Sostenibilità

Grandi retteper piccoli utenti

il costo degli asili nido pubblici

di Redazione

A volte inesistente, più spesso inaccessibile, in alcuni casi inconciliabile con gli orari di lavoro, ma sempre caro, carissimo. È l’identikit di uno dei servizi pubblici più strategici (per la famiglia, evidentemente non per le amministrazioni) e più bistrattati del nostro Paese: l’asilo nido.
Mantenere un piccolo sotto i due anni presso un nido pubblico costa mediamente 260 euro al mese, con punte da quasi 500 euro (Belluno è la città più cara, con 486,40 euro di retta mensile, seguita da Cuneo con 445,30 euro e da una “terna” tutta lombarda: Lecco con 424,42 euro; Mantova con 416,08 euro e Sondrio con 411,70 euro). Lo rivela l’ultima indagine sui costi degli asili nido comunali condotta dal Servizio Politiche territoriali della Uil sulle 104 province italiane.

L’8,22% del budget
Da quattro anni il sindacato guidato da Luigi Angeletti compie un monitoraggio sulle tariffe dei nidi pubblici, valutando il loro impatto economico sulle famiglie.

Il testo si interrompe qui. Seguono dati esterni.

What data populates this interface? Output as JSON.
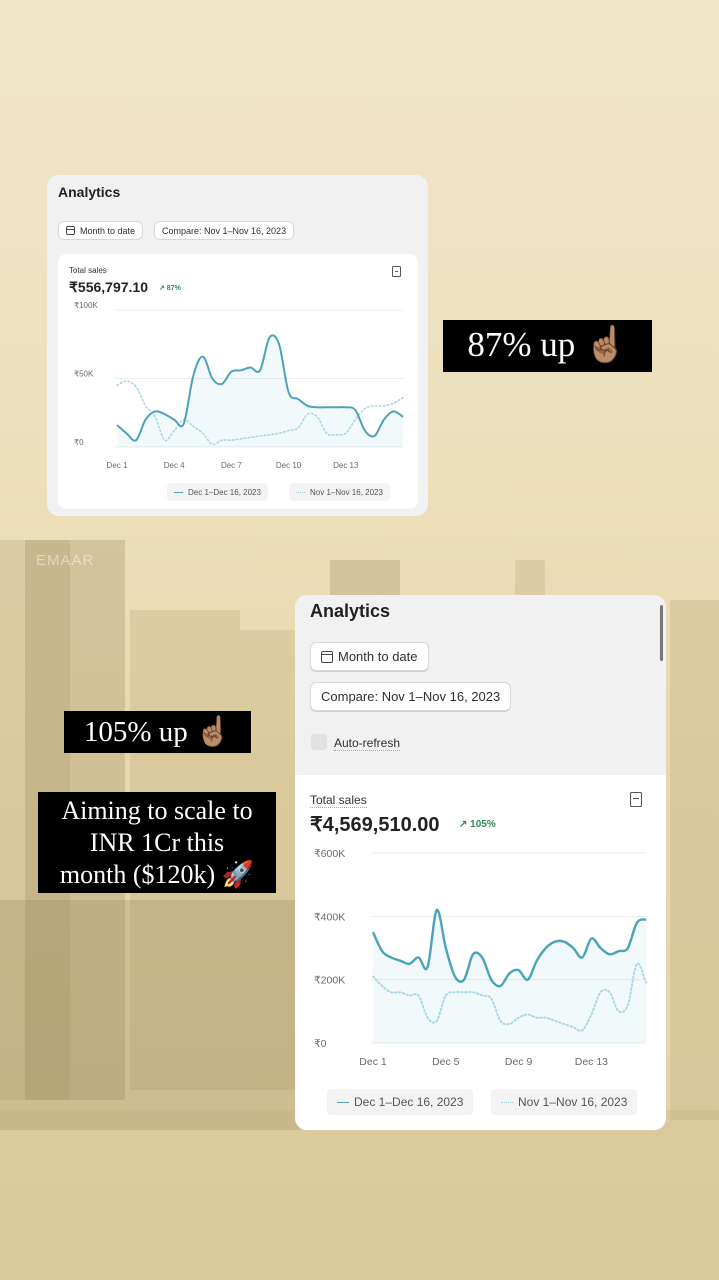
{
  "card_small": {
    "title": "Analytics",
    "date_range_button": "Month to date",
    "compare_button": "Compare: Nov 1–Nov 16, 2023",
    "metric_label": "Total sales",
    "metric_value": "₹556,797.10",
    "metric_change": "↗ 87%",
    "legend_current": "Dec 1–Dec 16, 2023",
    "legend_previous": "Nov 1–Nov 16, 2023"
  },
  "card_large": {
    "title": "Analytics",
    "date_range_button": "Month to date",
    "compare_button": "Compare: Nov 1–Nov 16, 2023",
    "auto_refresh_label": "Auto-refresh",
    "metric_label": "Total sales",
    "metric_value": "₹4,569,510.00",
    "metric_change": "↗ 105%",
    "legend_current": "Dec 1–Dec 16, 2023",
    "legend_previous": "Nov 1–Nov 16, 2023"
  },
  "captions": {
    "growth_small": "87% up ☝🏽",
    "growth_large": "105% up ☝🏽",
    "goal_line1": "Aiming to scale to",
    "goal_line2": "INR 1Cr this",
    "goal_line3": "month ($120k) 🚀"
  },
  "background_sign": "EMAAR",
  "colors": {
    "current_series": "#4ba3bb",
    "previous_series": "#a9d6e2",
    "positive_change": "#2f8a5a"
  },
  "chart_data": [
    {
      "type": "line",
      "ylabel": "",
      "xlabel": "",
      "ylim": [
        0,
        100000
      ],
      "y_ticks": [
        "₹100K",
        "₹50K",
        "₹0"
      ],
      "y_tick_values": [
        100000,
        50000,
        0
      ],
      "x_ticks": [
        "Dec 1",
        "Dec 4",
        "Dec 7",
        "Dec 10",
        "Dec 13"
      ],
      "x_tick_values": [
        1,
        4,
        7,
        10,
        13
      ],
      "x": [
        1,
        1.5,
        2,
        2.5,
        3,
        3.5,
        4,
        4.5,
        5,
        5.5,
        6,
        6.5,
        7,
        7.5,
        8,
        8.5,
        9,
        9.5,
        10,
        10.5,
        11,
        11.5,
        12,
        12.5,
        13,
        13.5,
        14,
        14.5,
        15,
        15.5,
        16
      ],
      "series": [
        {
          "name": "Dec 1–Dec 16, 2023",
          "style": "solid",
          "values": [
            16000,
            10000,
            5000,
            20000,
            26000,
            24000,
            20000,
            17000,
            52000,
            66000,
            50000,
            46000,
            55000,
            56000,
            58000,
            56000,
            80000,
            75000,
            40000,
            35000,
            30000,
            29000,
            29000,
            29000,
            29000,
            27000,
            12000,
            8000,
            20000,
            26000,
            22000
          ]
        },
        {
          "name": "Nov 1–Nov 16, 2023",
          "style": "dotted",
          "values": [
            45000,
            48000,
            44000,
            30000,
            22000,
            5000,
            12000,
            20000,
            15000,
            10000,
            2000,
            5000,
            5000,
            6000,
            7000,
            8000,
            9000,
            10000,
            12000,
            14000,
            24000,
            22000,
            10000,
            9000,
            10000,
            20000,
            28000,
            30000,
            30000,
            32000,
            36000
          ]
        }
      ]
    },
    {
      "type": "line",
      "ylabel": "",
      "xlabel": "",
      "ylim": [
        0,
        600000
      ],
      "y_ticks": [
        "₹600K",
        "₹400K",
        "₹200K",
        "₹0"
      ],
      "y_tick_values": [
        600000,
        400000,
        200000,
        0
      ],
      "x_ticks": [
        "Dec 1",
        "Dec 5",
        "Dec 9",
        "Dec 13"
      ],
      "x_tick_values": [
        1,
        5,
        9,
        13
      ],
      "x": [
        1,
        1.5,
        2,
        2.5,
        3,
        3.5,
        4,
        4.5,
        5,
        5.5,
        6,
        6.5,
        7,
        7.5,
        8,
        8.5,
        9,
        9.5,
        10,
        10.5,
        11,
        11.5,
        12,
        12.5,
        13,
        13.5,
        14,
        14.5,
        15,
        15.5,
        16
      ],
      "series": [
        {
          "name": "Dec 1–Dec 16, 2023",
          "style": "solid",
          "values": [
            350000,
            290000,
            270000,
            260000,
            250000,
            270000,
            240000,
            420000,
            300000,
            210000,
            200000,
            280000,
            270000,
            200000,
            180000,
            220000,
            230000,
            200000,
            260000,
            300000,
            320000,
            320000,
            300000,
            270000,
            330000,
            300000,
            280000,
            290000,
            300000,
            380000,
            390000
          ]
        },
        {
          "name": "Nov 1–Nov 16, 2023",
          "style": "dotted",
          "values": [
            210000,
            180000,
            160000,
            160000,
            150000,
            150000,
            80000,
            70000,
            150000,
            160000,
            160000,
            160000,
            150000,
            140000,
            70000,
            60000,
            80000,
            90000,
            80000,
            80000,
            70000,
            60000,
            50000,
            40000,
            90000,
            160000,
            160000,
            100000,
            120000,
            250000,
            190000
          ]
        }
      ]
    }
  ]
}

Prendendo in esame la situazione di due lavoratori dipendenti, con due figli a carico e un reddito lordo di 36mila euro annui (21mila e 15mila), la retta per l’asilo del figlio più piccolo si porta via l’8,22% del budget familiare al netto delle imposte. Una percentuale destinata a lievitare nel caso in cui il bambino più grande usufruisca del servizio mensa in una scuola comunale dell’infanzia: ai 2.600 euro annuali del nido occorrerà infatti aggiungere circa altri 600 euro.Un dato, questo, che dimostra «la maggiore vulnerabilità delle lavoratrici e lavoratori dipendenti, rispetto al “carovita”, dovuto anche al rincaro delle tasse e tariffe locali, e spiegano la preoccupazione del sindacato per la criticità dei loro bilanci familiari e per la perdita del potere di acquisto di stipendi e salari», commenta Guglielmo Loy, segretario confederale della Uil, sottolineando come «la prossima Finanziaria dovrà contenere misure concrete, anche a livello di tassazione locale, per la tutela del reddito da lavoro dipendente, da considerare ormai la vera priorità economica del Paese».
Un problema, quello del costo dei nidi comunali, che va a braccetto con la difficoltà d’accesso agli stessi. Perché sono proprio le rette troppo care, insieme alla mancanza di posti disponibili o addirittura all’assenza di strutture per la prima infanzia, le principali ragioni che impediscono oggi alle madri italiane d’inserire all’asilo nido i propri figli e di rientrare senza problemi nel mondo del lavoro.
Secondo l’Istat, che a inizio anno ha pubblicato l’indagine Essere madri oggi in Italia, circa il 28% delle mamme di piccoli tra 1 e 2 anni (nel periodo della rilevazione erano ben 56mila bambini) avrebbe voluto approfittare dell’asilo nido ma non ha potuto farlo. Per quale motivo? Nel 22% dei casi per mancanza di una struttura comunale in città o nelle vicinanze, nel 19,5% per indisponibilità di posti, nel 16,3% per un’eccessiva rigidità dell’offerta (orari e servizi), e proprio nel 28,3% dei casi perché ha trovato il costo della retta troppo elevato.

L’eccellenza costa
Incrociando le due ricerche, dunque, il problema dei costi appare lampante. Ed emerge anche quella mappa a macchia di leopardo che contraddistingue la situazione dei servizi alla prima infanzia oggi in Italia: punte di assoluta eccellenza, come quelle degli asili emiliani, con il “Reggio Emilia method” che viene studiato anche negli Stati Uniti (a fronte di una retta per altro non piccola, 310 euro mensili), e situazioni di grave carenza, in particolare nelle regioni del Sud, in cui spesso le poche strutture esistenti osservano orari d’apertura limitati, al massimo fino alle 15. È anche per questo che le madri italiane vivono problemi differenti al Centro – Nord rispetto al Sud: le prime rinunciano al nido per una questione economica, di fronte a tariffe troppo alte, le seconde vi rinunciano per assoluta assenza di strutture. In questo caso, bisogna proprio dirlo, non si sa chi invidiare.